I’ve been involved in ME/CFS advocacy for almost a decade and there were/ are/ will always be naysayers who advocate not participating in efforts but I think that is cutting off your nose to spite your face. The speed of activity is never fast enough for my taste but I do see positive movement taking place. Also, advocacy is like preventive medicine. Without it, the situation might well be much worse than where things are now but we don’t see the alternative situation because someone(s) have always acted.
When I was younger, even without ME/CFS, I was a pessimist but then I realized that got me nowhere.
I do not begrudge the funds used to fight Ebola where over 11,000 people died and thousands more we infected, with the real danger of the disease spreading much further and becoming global pandemic. This government did not do anywhere near enough to help out, but other countries and humanitarian groups, such as Doctors Without Borders did everything — that group lost several staff members to the disease.
And Zika — 1,400 babies in Brazil have been born with microcephaly so far and there are women in Puerto Rico and the U.S. who are pregnant. A woman just gave birth in the U.S. (N.J.) to a baby with microcephaly. The Zika virus also causes Guillain-Barre, a potentially paralyzing disease, and sometimes fatal.
This government did not allocate at all the amount that the administration requested to deal with research, developing a vaccine, prevention. And, the House voted that funds (one-third of amount requested) should come from funds for Ebola and other diseases. The NIH took money from other disease research to try to find a vaccine.

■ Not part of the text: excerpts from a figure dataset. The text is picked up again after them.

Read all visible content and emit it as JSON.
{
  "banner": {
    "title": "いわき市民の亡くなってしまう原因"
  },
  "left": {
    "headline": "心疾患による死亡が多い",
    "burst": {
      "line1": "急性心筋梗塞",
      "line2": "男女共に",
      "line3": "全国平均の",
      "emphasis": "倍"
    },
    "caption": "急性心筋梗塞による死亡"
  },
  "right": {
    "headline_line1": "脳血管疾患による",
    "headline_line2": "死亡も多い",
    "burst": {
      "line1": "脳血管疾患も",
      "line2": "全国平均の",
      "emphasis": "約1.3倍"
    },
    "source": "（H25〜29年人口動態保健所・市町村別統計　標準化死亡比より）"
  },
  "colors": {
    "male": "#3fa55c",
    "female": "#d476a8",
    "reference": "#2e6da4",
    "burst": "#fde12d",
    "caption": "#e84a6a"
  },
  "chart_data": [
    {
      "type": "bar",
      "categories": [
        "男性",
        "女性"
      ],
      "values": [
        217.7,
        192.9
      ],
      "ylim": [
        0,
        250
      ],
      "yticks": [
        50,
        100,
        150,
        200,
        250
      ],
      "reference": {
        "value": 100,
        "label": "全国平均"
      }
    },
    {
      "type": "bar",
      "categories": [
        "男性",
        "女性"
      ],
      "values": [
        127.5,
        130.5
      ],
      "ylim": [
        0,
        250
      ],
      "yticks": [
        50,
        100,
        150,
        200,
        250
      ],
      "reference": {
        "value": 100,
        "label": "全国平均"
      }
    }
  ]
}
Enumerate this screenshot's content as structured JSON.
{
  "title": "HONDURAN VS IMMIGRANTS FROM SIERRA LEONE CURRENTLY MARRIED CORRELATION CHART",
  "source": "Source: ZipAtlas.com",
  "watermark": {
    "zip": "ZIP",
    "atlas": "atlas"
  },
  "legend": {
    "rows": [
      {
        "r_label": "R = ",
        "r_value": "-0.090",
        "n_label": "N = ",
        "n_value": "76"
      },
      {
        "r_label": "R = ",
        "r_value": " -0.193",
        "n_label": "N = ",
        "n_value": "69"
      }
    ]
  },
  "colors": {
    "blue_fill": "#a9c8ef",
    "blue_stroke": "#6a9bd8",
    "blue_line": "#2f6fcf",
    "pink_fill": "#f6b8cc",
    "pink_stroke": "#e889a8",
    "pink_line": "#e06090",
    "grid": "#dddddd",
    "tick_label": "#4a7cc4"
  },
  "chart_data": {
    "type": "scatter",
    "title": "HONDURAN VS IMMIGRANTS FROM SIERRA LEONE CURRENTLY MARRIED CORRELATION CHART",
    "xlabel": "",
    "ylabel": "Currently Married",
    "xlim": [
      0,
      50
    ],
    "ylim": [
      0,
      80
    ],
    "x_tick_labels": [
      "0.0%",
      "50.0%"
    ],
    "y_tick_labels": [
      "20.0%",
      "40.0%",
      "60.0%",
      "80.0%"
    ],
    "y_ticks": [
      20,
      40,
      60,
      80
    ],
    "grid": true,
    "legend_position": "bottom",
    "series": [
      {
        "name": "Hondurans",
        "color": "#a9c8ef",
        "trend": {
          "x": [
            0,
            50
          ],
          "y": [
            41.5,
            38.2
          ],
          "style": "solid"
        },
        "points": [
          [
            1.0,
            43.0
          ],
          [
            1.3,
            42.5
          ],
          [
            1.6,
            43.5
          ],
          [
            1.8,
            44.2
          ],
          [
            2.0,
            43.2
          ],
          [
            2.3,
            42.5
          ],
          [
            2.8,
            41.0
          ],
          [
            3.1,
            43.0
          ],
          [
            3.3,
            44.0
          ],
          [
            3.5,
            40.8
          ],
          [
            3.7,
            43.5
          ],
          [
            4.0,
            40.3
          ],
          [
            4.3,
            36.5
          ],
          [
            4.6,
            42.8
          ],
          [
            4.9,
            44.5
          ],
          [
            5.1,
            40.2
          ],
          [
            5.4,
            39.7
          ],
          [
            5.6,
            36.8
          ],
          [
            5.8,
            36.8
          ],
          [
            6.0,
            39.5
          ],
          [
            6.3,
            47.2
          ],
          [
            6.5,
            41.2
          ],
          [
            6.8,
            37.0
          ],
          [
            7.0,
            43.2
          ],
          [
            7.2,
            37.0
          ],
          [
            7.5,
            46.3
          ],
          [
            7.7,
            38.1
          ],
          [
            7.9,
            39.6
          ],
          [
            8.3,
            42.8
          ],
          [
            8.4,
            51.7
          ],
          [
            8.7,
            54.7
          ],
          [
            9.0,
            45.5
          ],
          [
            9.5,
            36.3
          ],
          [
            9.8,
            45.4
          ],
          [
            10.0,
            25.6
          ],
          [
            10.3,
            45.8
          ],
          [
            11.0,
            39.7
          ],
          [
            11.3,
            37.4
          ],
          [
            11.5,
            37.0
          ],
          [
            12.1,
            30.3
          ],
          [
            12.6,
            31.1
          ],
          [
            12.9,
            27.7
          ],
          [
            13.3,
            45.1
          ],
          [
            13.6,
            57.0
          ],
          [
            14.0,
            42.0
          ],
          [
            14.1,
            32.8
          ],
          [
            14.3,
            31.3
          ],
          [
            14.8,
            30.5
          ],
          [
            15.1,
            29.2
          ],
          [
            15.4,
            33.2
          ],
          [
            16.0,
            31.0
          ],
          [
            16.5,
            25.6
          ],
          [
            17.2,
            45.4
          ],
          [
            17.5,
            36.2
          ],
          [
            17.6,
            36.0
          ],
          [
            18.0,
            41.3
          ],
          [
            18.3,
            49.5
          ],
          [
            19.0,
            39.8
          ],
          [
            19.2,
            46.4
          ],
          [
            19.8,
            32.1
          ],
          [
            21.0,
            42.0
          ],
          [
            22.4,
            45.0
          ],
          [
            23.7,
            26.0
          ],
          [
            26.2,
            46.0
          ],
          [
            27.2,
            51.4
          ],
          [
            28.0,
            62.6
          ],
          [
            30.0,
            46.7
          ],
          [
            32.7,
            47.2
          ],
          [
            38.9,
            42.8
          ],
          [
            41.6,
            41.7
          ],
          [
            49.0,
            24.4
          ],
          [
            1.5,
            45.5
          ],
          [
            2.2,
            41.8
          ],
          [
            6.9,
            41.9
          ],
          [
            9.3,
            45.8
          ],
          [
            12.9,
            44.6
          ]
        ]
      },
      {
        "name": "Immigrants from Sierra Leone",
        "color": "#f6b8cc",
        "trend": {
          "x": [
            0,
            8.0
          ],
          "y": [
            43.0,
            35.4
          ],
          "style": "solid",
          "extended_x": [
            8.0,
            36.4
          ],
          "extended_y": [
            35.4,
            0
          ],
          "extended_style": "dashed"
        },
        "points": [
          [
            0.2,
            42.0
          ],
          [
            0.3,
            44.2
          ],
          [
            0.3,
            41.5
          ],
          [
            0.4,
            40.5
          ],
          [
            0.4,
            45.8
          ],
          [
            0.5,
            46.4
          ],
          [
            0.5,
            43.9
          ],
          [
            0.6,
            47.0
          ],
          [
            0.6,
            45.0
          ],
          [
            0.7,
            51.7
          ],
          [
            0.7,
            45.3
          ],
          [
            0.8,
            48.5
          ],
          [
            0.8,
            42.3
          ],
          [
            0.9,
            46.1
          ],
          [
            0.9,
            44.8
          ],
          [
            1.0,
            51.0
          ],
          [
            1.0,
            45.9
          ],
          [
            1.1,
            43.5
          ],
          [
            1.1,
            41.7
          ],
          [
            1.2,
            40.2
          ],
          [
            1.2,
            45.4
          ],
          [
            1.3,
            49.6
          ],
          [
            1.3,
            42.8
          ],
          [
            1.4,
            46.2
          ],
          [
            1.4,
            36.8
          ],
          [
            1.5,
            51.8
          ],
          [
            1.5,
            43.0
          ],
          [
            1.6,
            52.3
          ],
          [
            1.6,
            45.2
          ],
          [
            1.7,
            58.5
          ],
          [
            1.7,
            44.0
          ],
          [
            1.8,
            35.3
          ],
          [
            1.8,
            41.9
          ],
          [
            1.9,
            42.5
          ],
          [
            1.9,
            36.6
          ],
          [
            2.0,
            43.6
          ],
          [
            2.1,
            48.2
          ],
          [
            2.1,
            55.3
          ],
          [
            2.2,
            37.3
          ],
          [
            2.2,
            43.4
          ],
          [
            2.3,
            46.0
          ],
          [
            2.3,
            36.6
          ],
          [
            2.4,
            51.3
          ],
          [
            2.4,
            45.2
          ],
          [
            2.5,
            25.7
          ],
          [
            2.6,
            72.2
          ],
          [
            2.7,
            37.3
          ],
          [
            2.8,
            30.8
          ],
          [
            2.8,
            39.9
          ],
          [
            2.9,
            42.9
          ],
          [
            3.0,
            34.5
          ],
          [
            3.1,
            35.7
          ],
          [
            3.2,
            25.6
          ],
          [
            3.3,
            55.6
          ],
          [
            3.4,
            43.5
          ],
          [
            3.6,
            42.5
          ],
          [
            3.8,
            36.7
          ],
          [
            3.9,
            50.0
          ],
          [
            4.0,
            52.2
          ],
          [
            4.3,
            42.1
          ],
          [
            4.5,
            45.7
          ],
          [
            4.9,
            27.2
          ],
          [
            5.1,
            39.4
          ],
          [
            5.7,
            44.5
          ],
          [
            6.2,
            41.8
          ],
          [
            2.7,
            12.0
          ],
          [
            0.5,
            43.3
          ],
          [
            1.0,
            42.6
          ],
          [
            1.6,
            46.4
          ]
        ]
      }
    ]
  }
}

The government has taken money from Ebola and other disease funds so far.
No new money has been allocated in fact.
I’d like to see new funds made available. It is heart-breaking to see babies with microcephaly or to learn that children have died from Guillain-Barre. This could be a real hassle here. What society would have to provide in services and funds to deal with many sick babies if Zika became widespread is phenomenal. Better to prevent it and try to find a vaccine and provide preventive measures than have a full-scale epidemic.
I’d say they should take money from the $1 trillion allocated to develop new nuclear weapons (yes!) or enforce corporate income taxes — now corporations only account for 10% of income tax revenue. I don’t think money should come from other health crises; that makes no sense and then all of us who are sick are fighting over the same pot of money and we’re arguing with each other instead of having empathy for other sick people. I don’t want to live like that.